Of the $455b of work they expect to do and get paid for, $300b comes from OpenAI. OpenAI has about $10b in annual revenue, and makes a loss on it.

So OpenAI aren't going to be able to pay their obligations to Oracle unless something extraordinary happens with Project Stargate. Meanwhile Oracle are already raising money to fund their obligations to build the things that they hope OpenAI are going to pay them for.

These companies are pouring hundreds of billions of dollars into building AI infrastructure without any good idea of how they're going to recover the cost.



I'm slightly confused about how solid the expected revenue has to be to be counted as RPO. Does this mean OpenAI actually signed a contract binding them to spend those 300 billions with Oracle?

The second interesting part is also the part you're assuming in your argument.

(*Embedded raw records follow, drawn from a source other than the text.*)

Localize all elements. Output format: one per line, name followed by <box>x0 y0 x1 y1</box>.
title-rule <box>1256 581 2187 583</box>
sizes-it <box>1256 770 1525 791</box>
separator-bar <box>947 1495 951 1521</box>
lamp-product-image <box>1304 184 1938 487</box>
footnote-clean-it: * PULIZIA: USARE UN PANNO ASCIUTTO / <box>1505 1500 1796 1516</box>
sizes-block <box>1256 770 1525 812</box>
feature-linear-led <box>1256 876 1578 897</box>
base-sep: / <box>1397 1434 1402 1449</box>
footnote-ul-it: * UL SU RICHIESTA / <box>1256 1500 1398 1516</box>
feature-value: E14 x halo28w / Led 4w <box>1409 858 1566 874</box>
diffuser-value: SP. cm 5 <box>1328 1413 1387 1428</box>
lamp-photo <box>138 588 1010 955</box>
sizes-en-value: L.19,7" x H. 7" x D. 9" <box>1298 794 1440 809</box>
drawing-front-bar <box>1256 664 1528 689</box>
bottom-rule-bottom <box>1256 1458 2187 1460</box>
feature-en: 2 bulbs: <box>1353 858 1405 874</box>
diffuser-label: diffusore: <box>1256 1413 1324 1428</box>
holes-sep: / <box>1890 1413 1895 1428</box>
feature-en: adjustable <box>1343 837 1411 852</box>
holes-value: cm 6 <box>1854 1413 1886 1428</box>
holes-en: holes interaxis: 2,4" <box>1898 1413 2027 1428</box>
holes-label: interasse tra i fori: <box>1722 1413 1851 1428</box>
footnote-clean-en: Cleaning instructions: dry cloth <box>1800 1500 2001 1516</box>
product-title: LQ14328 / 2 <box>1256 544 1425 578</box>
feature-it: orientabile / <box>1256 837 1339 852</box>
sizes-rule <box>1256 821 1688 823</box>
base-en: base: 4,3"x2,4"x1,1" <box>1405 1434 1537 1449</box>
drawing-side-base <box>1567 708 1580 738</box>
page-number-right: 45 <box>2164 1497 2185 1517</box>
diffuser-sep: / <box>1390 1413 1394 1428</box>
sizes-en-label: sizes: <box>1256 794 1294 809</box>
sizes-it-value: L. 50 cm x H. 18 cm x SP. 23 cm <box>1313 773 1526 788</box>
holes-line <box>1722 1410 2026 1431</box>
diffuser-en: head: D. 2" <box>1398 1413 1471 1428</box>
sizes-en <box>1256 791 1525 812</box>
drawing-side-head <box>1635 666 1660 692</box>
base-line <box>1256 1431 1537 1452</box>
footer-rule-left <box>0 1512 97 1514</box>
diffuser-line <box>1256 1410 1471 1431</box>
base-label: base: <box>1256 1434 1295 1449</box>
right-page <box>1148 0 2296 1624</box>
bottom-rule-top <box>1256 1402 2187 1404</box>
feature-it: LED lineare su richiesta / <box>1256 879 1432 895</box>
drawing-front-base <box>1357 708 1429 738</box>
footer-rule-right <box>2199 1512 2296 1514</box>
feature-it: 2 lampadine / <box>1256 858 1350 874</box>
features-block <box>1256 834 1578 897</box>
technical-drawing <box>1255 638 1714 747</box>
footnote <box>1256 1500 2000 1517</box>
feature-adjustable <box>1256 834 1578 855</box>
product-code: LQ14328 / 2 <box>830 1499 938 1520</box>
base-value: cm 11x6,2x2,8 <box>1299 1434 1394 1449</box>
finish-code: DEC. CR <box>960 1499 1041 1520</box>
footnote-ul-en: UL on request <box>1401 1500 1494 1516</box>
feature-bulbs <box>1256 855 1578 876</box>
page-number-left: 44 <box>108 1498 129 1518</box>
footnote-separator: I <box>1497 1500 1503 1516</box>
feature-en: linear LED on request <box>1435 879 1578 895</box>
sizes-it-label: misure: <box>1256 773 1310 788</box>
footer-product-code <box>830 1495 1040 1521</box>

Does the fact that OpenAI doesn't have 300 billions now and neither has the revenue/profit to generate that much matter? Unless there are deals in the background that already secured funding, this seems very shady accounting.

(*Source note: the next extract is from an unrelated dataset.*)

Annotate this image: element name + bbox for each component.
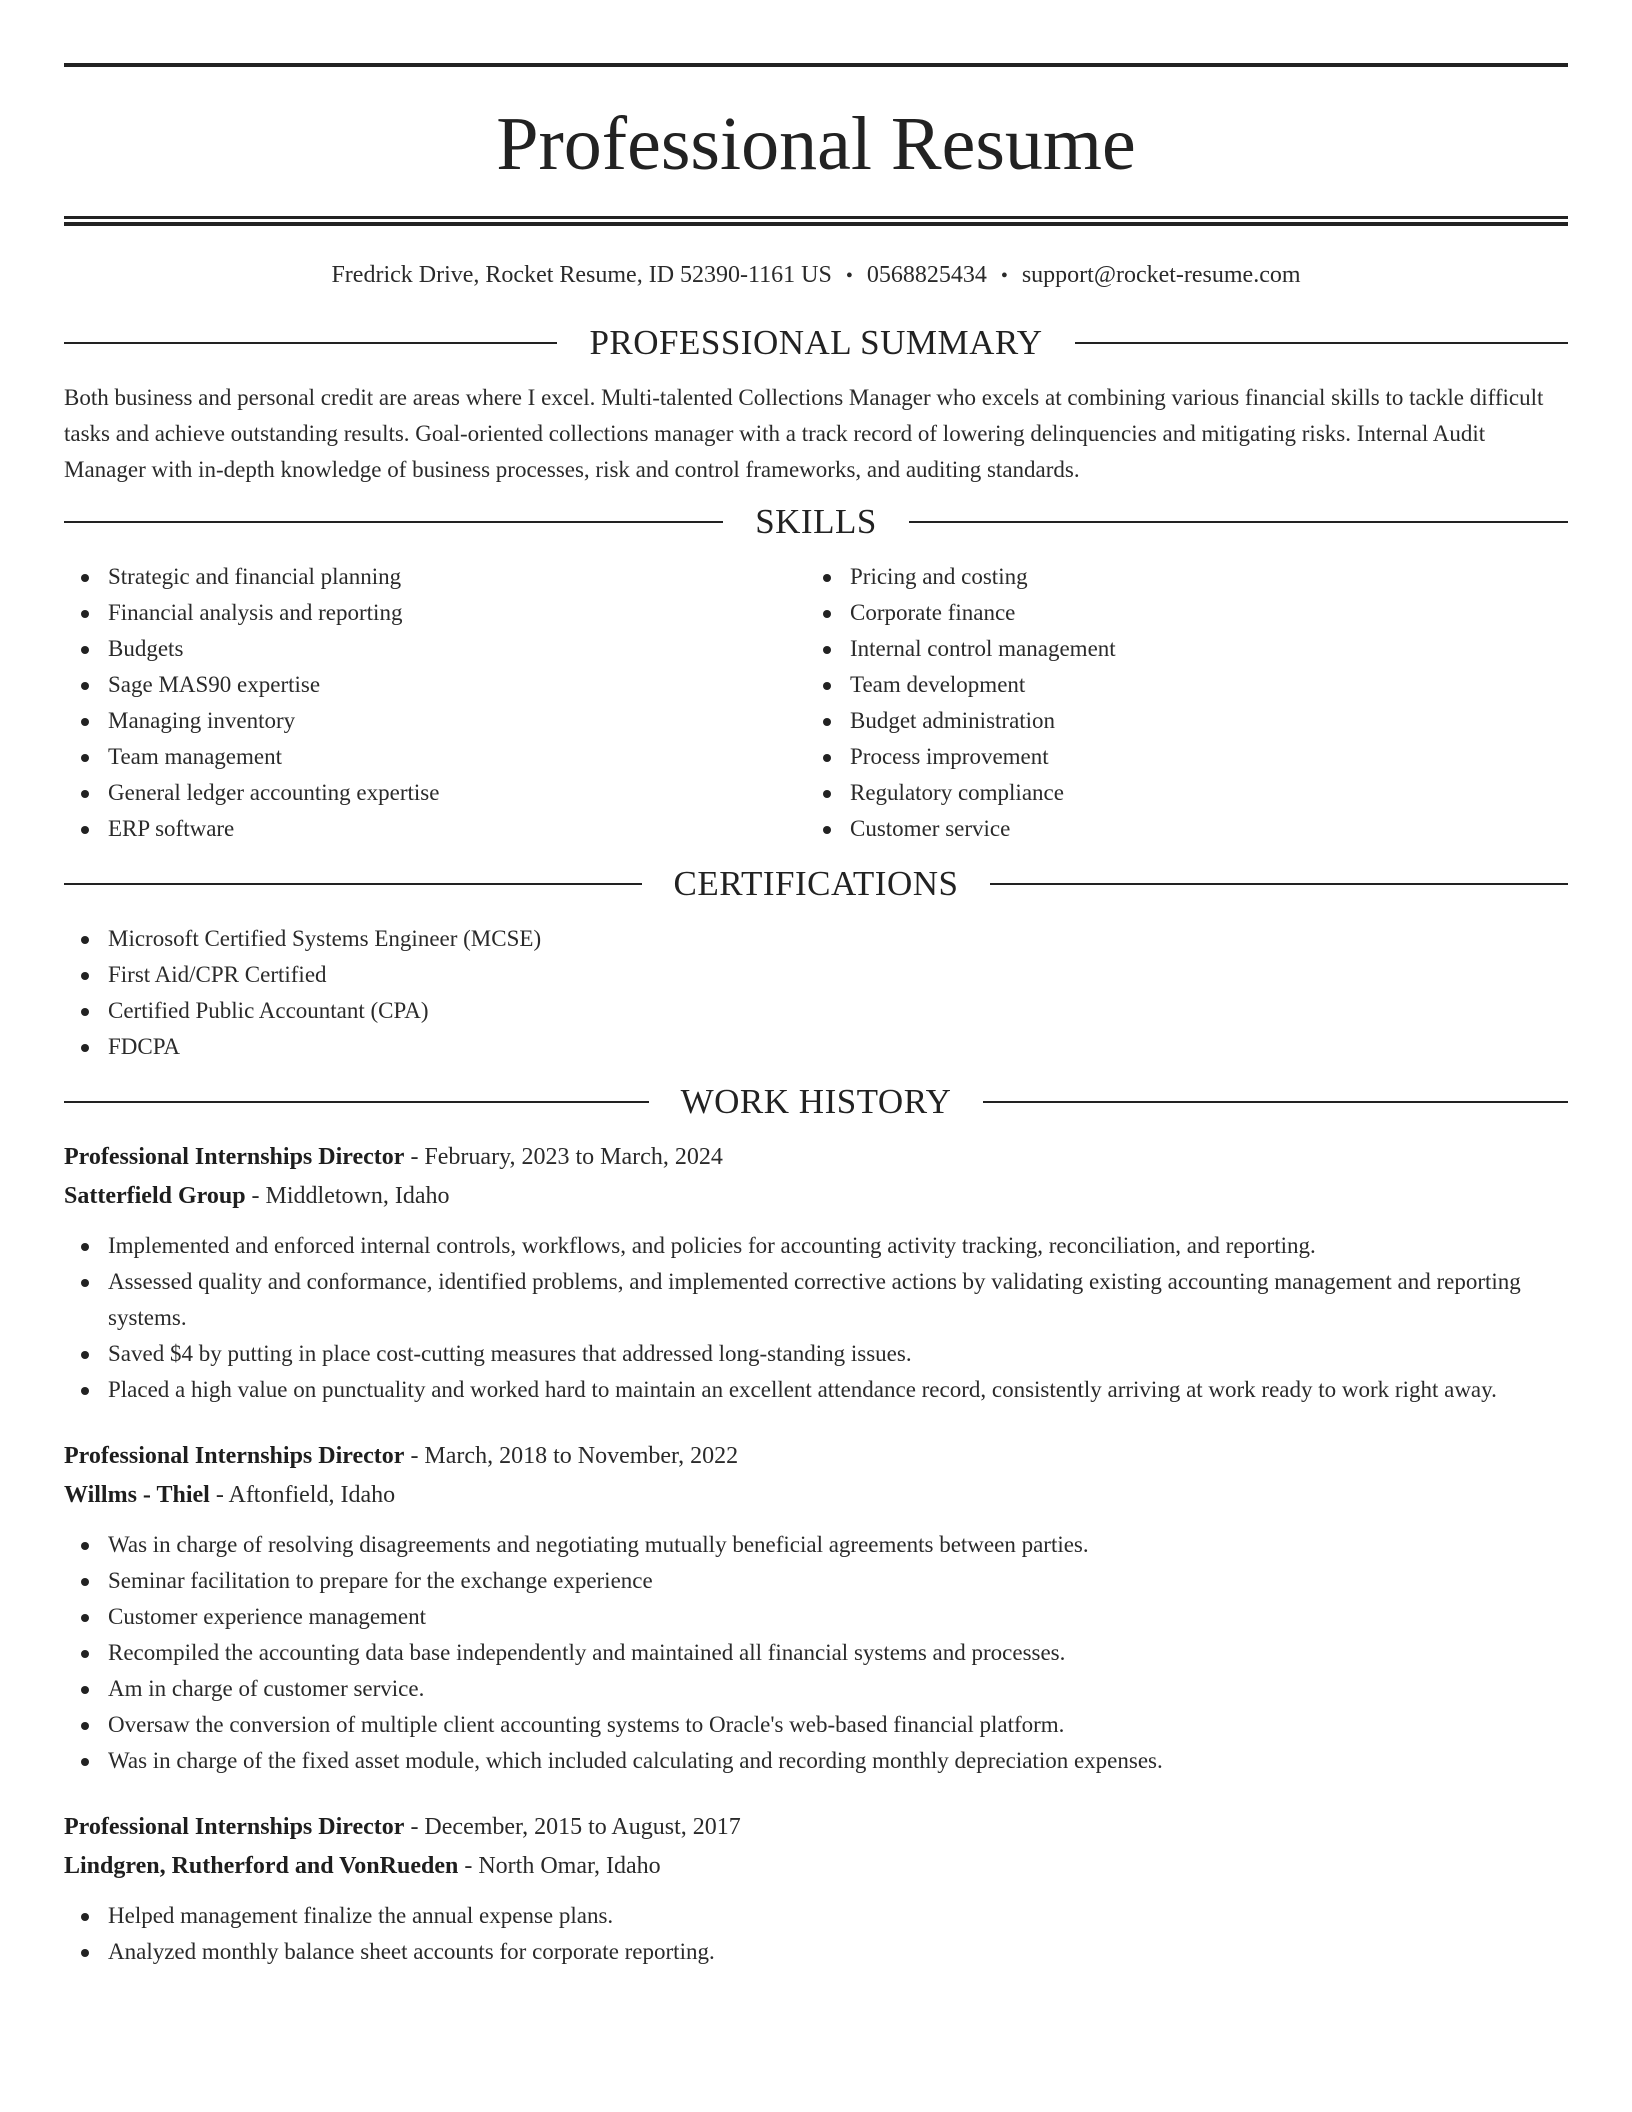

If I earnt £10k a year from my job, and I was spending more than £10k a year getting myself deeper in debt every year, I wouldn't go out and sign up for £300k of goods and services. But maybe that's just me.

I guess we'll find out.


It's a case of major FOMO. They would rather burn with the others who bet wrong than be the ones left behind.


> These companies are pouring hundreds of billions of dollars into building AI infrastructure without any good idea of how they're going to recover the cost.

Well... to be fair it's only really Anthropic (and the also-ran set like xAI) that runs the risk of being over-leveraged. OpenAI is backstopped by Microsoft at the macro level. They might try to screw over Oracle, but they could pay the bill. So that's not going to move the market beyond those two stocks. And the other big players is obviously Google which has similarly deep pockets.

I don't doubt that there's an AI bubble. But it won't pop like that, given the size of the players. Leverage cycles are very hard to see in foresight; in 2008 no one saw the insanity in the derivatives market until Lehman blew up.


Pre-banking 30 years of a customer's net revenue is eron-level accounting


> eron-level

Enron?


Elon?


Has Elon taken down one of the five major accounting firms?